2. The authors should also give a comparison of clinical and pathological characteristics of patients between the training and validation cohorts for OS.

3. The authors should also create a heatmap of the Spearman correlation between the significant radiomics features and clinical parameters. It shows how each biomarker is positively and negatively correlated with corresponding radiomics features.
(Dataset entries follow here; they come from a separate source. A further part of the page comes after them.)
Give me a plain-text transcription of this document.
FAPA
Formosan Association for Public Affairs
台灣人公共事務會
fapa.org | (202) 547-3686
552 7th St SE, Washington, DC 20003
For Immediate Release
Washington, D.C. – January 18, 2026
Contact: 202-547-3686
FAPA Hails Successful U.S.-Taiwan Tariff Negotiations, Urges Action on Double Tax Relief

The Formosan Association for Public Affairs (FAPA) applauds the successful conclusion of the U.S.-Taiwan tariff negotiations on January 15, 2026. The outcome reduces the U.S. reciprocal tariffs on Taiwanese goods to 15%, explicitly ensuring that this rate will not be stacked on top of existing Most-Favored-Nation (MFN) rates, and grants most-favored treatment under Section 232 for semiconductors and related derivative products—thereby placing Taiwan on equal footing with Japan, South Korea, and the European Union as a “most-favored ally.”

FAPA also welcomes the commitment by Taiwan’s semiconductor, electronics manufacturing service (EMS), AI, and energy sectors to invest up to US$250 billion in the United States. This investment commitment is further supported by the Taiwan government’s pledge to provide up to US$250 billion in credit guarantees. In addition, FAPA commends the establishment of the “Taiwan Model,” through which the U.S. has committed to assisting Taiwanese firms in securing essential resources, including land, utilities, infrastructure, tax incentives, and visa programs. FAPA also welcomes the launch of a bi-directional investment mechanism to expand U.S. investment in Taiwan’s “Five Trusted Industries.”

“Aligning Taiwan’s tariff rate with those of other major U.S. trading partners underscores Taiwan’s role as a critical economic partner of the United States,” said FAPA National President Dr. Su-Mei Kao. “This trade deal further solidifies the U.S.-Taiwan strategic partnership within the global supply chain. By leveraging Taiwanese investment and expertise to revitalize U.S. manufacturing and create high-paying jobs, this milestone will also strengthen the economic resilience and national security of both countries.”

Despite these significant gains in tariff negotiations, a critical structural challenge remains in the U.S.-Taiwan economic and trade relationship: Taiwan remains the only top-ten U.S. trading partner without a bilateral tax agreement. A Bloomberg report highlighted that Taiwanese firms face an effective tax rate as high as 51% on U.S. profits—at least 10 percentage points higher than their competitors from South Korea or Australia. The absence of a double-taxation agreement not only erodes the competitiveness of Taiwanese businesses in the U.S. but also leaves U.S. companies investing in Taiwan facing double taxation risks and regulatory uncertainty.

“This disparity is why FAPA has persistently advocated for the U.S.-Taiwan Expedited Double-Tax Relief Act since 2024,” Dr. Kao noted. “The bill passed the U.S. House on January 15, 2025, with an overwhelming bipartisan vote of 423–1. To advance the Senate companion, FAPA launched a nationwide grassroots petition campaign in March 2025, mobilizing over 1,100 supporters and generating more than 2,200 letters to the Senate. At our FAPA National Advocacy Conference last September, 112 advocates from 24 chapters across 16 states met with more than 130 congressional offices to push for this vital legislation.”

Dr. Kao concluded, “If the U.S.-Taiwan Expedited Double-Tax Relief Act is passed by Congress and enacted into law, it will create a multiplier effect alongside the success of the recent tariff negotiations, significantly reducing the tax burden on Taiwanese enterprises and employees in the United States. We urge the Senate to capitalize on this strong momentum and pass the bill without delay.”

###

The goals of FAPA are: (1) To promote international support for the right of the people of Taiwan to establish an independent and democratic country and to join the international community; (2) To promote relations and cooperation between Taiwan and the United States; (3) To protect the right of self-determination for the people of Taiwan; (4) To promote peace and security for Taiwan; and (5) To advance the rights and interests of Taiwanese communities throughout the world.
4. The authors should also comment on the heterogeneity of MRI imaging parameters from this multicenter institution study.

Reviewer 4 ·

Basic reporting

This manuscript developed a nomogram-based prognostic tool for predicting overall survival in gliomas using a combination of publicly available and local institutional data. By using a combination of clinical, molecular, and radiomics-based features derived from standard clinical MRI, the authors were able to achieve modestly successful model performance across gliomas, with less success observed within specific diagnoses (i.e. glioblastoma). This is a well-written and largely technically sound manuscript that follows the standard practices of glioma survival prediction studies.
- A demographic table breaking down the subject composition per dataset is needed.
- Figure 5 is fairly hard to read as currently presented and contains a lot of small text that is difficult to read. Consider ways to condense these results, such as including multiple group stratifications on the same Kaplan-Meier curve.

Experimental design

- The methods used to process the MRI could be described in greater detail, particularly with regards to the resampling and normalization methods, as these are known to have downstream effects on radiomic feature calculation.
- It is a little ambiguous as written if the feature normalization and feature selection steps occurred solely in the training data or in a combination of training and validation datasets. More detail here is warranted.

Validity of the findings

- The failure for the model to distinguish between high and low risk groups within GBM is a somewhat critical issue with this model. A pan-glioma model is somewhat useful before surgical diagnosis, but itself does not preclude the need for surgical resection if GBM is suspected. Furthermore, GBMs have much worse survival rates compared to lower grade tumors, so simply discriminating between tumor grade may be driving the primary survival prediction effect seen here. Therefore, it is hard to see the value of this model within specific diagnoses as a prognostic tool, where it is likely to be used clinically. More discussion on this important caveat is warranted.